In the mid-term budget review, Finance Minister Calle Schlettwein said US$300m (N$4.1b) will be set aside as a measure to support the foreign reserves’ position, while US$450 million (6.2b) will finance developmental projects. This was a successful issuance, at a better coupon rate than the 2011 international bond, and it was three times more over-subscribed.
“The Government will maintain the 70/30 ratio of domestic debt to foreign debt policy over the medium to long-term in support of domestic capital markets’ development. The proceeds of this issuance will support the stock of international reserves, infrastructure project financing and programmes to improve the productive capacity of the economy,” he explained.
Schlettwein said the total budgeted revenue for the current financial year was estimated at N$58.4b, an increase of 11.4% from the N$52.47b budgeted for FY2014/15. “Due to the unfavourable economic environment, the revenue outturn for FY2014/15 stood at N$49.93 billion, which is a collection rate of 95.2%. The shortfall suggests that the revenue-collection targets for the current and subsequent years have to be proportionately adjusted downwards to align with the revised macro-economic outlook.
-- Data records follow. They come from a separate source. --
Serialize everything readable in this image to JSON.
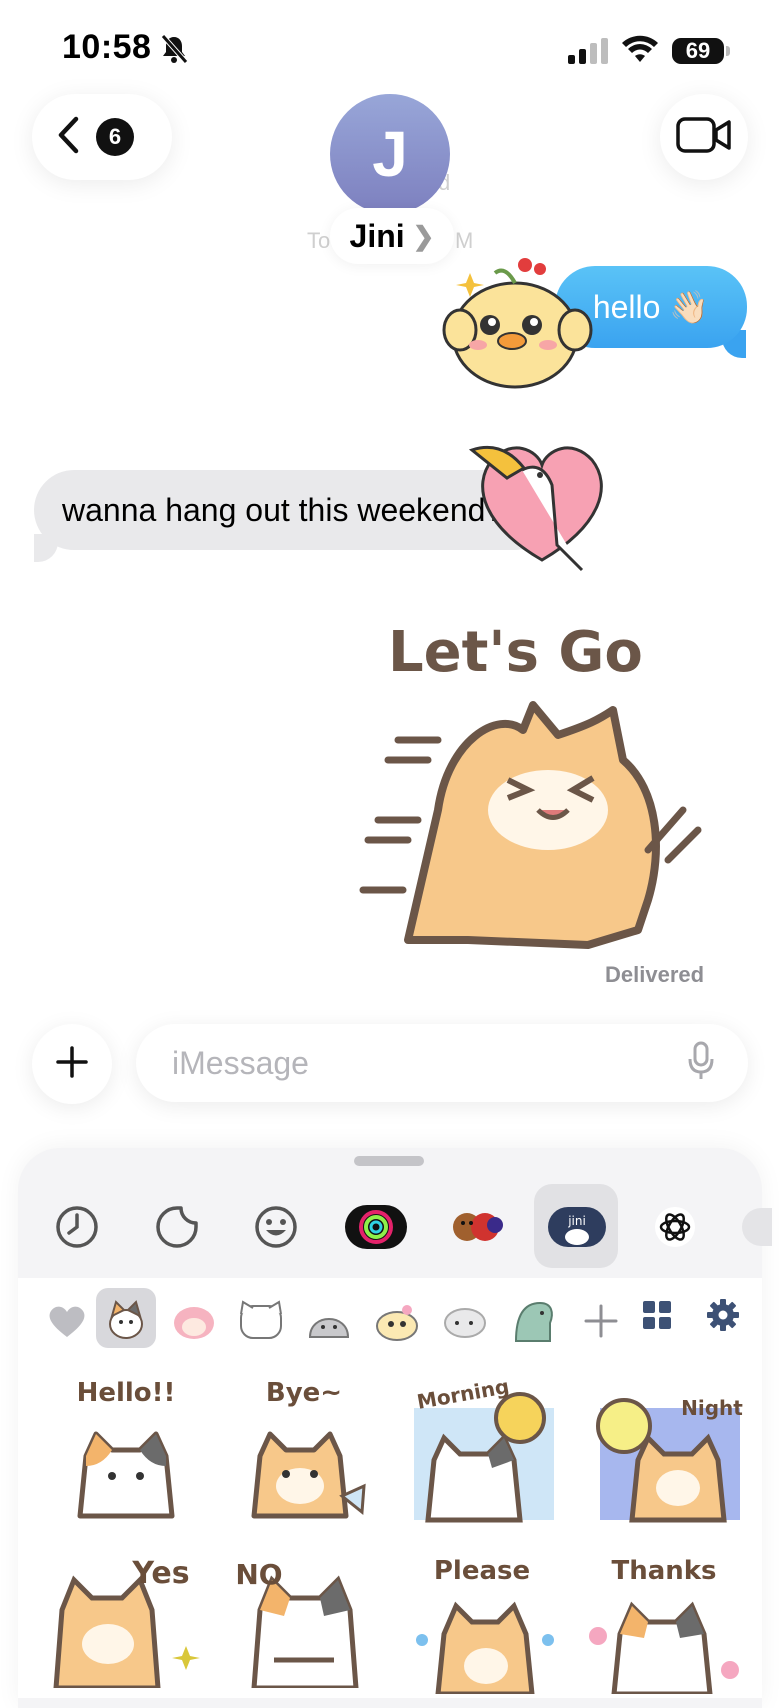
{
  "status_bar": {
    "time": "10:58",
    "battery": "69"
  },
  "header": {
    "back_count": "6",
    "avatar_initial": "J",
    "contact_name": "Jini",
    "ghost_left": "To",
    "ghost_right": "M",
    "ghost_top": "d"
  },
  "messages": {
    "outgoing_text": "hello 👋🏻",
    "incoming_text": "wanna hang out this weekend?",
    "sticker_caption": "Let's Go",
    "status": "Delivered"
  },
  "composer": {
    "placeholder": "iMessage"
  },
  "app_drawer": {
    "apps": [
      "recents-icon",
      "stickers-icon",
      "emoji-icon",
      "activity-icon",
      "memoji-icon",
      "jini-sticker-app-icon",
      "chatgpt-icon"
    ],
    "selected_app_label": "Jini"
  },
  "sticker_pack": {
    "row1": [
      "Hello!!",
      "Bye~",
      "Morning",
      "Night"
    ],
    "row2": [
      "Yes",
      "NO",
      "Please",
      "Thanks"
    ]
  },
  "colors": {
    "imessage_blue": "#3aa3f0",
    "incoming_gray": "#e9e9eb",
    "avatar": "#8a90cc"
  }
}
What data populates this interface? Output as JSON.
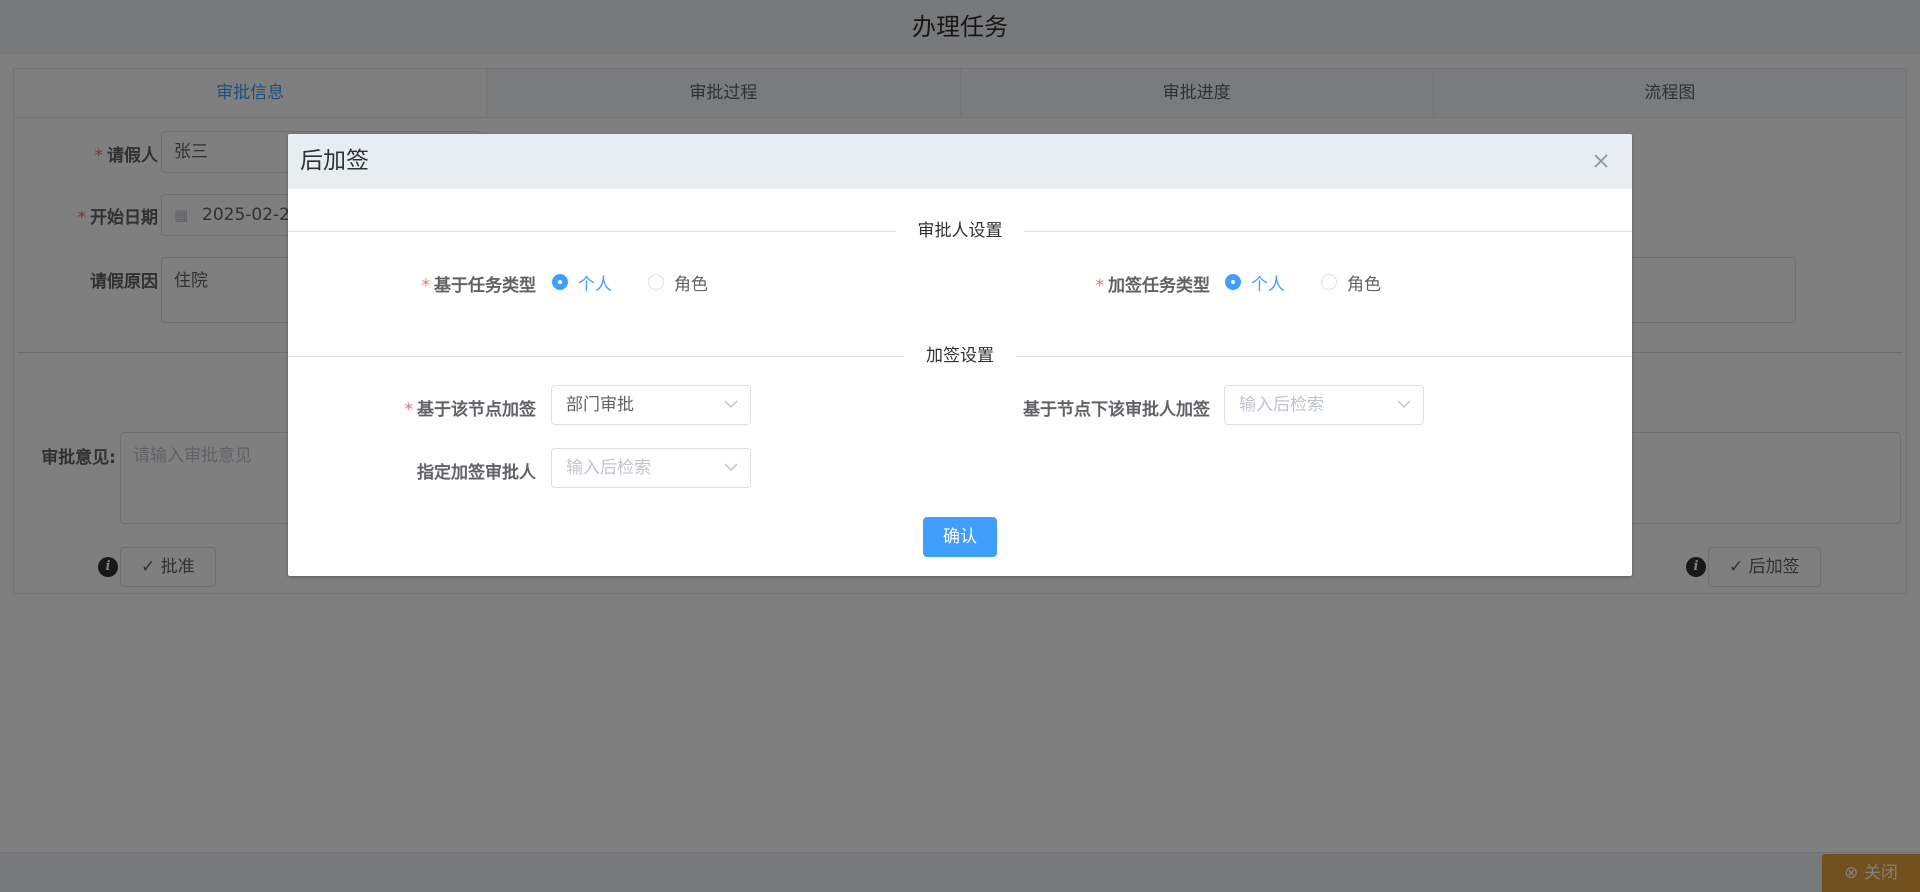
{
  "page": {
    "title": "办理任务"
  },
  "tabs": [
    {
      "label": "审批信息"
    },
    {
      "label": "审批过程"
    },
    {
      "label": "审批进度"
    },
    {
      "label": "流程图"
    }
  ],
  "form": {
    "applicant_label": "请假人",
    "applicant_value": "张三",
    "start_date_label": "开始日期",
    "start_date_value": "2025-02-27",
    "reason_label": "请假原因",
    "reason_value": "住院",
    "opinion_label": "审批意见:",
    "opinion_placeholder": "请输入审批意见",
    "approve_button": "批准",
    "add_sign_after_button": "后加签"
  },
  "footer": {
    "close_label": "关闭"
  },
  "dialog": {
    "title": "后加签",
    "section_approver": "审批人设置",
    "section_add_sign": "加签设置",
    "based_task_type_label": "基于任务类型",
    "based_task_type_options": [
      "个人",
      "角色"
    ],
    "based_task_type_selected": "个人",
    "add_sign_task_type_label": "加签任务类型",
    "add_sign_task_type_options": [
      "个人",
      "角色"
    ],
    "add_sign_task_type_selected": "个人",
    "based_node_label": "基于该节点加签",
    "based_node_value": "部门审批",
    "based_node_approver_label": "基于节点下该审批人加签",
    "based_node_approver_placeholder": "输入后检索",
    "assign_approver_label": "指定加签审批人",
    "assign_approver_placeholder": "输入后检索",
    "confirm_label": "确认"
  },
  "colors": {
    "primary": "#409eff",
    "required": "#f56c6c",
    "warning": "#e6a23c",
    "dialog_header_bg": "#e8edf4"
  }
}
Increased borrowing has to be undertaken to fund potential revenue shortfalls for the current budget, while expenditure for the next MTEF has to be reduced in line with the medium-term outlook,” he noted.
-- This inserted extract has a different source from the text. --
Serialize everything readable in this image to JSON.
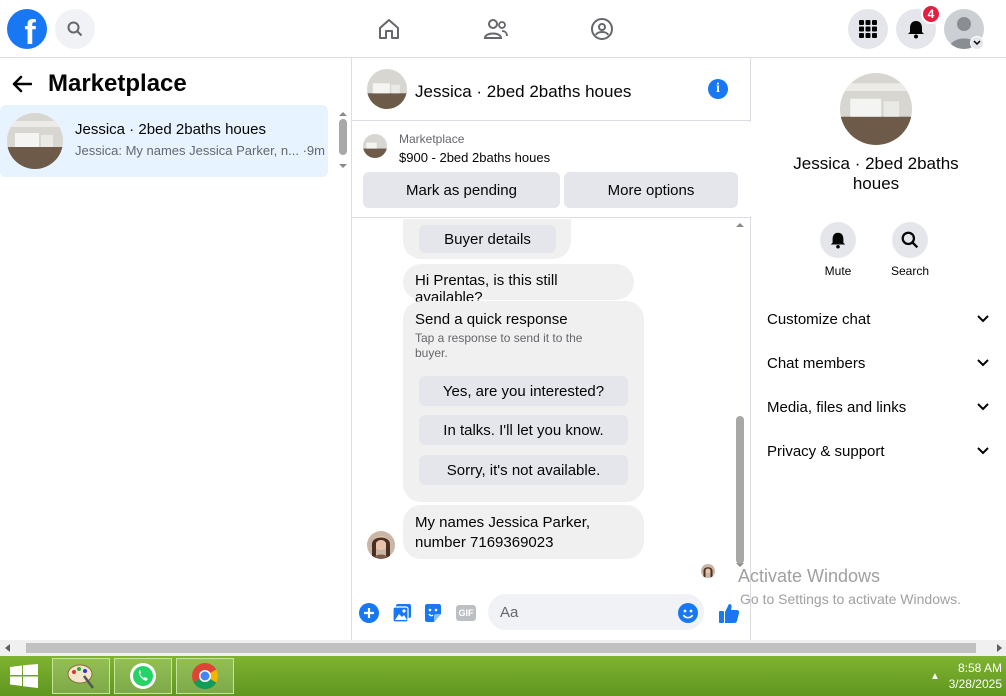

It is projected that the total revenue outturn for FY2015/16 would be adjusted down by 4.9%, from N$58.44b to N$55.57b. The mid-year collection rate as of the end of September 2015 stood at 42.3% of the revised estimate, compared to 46% collected during the previous corresponding period. Schlettwein said this pace of collection rate suggests that scaled-up collection activity has to be pursued, with the potential shortfall due to the adjustments made to be financed with additional borrowing.
“The total expenditure execution rate for FY2014/15 amounted to 97.6% of the N$60.20b budget. The operational expenditure execution rate, including interest payments, stood at 98.9%, while the development budget execution rate was 95.4 per cent of the net budget allocation. For the current FY2015/16, the total expenditure execution rate by the mid-year mark amounted to N$24.69b, or some 36.8%, compared to a 46.5% execution rate in the previous corresponding period. This execution, while in part subject to ongoing data reconciliation, suggests a rather slow budget implementation rate,” he stated.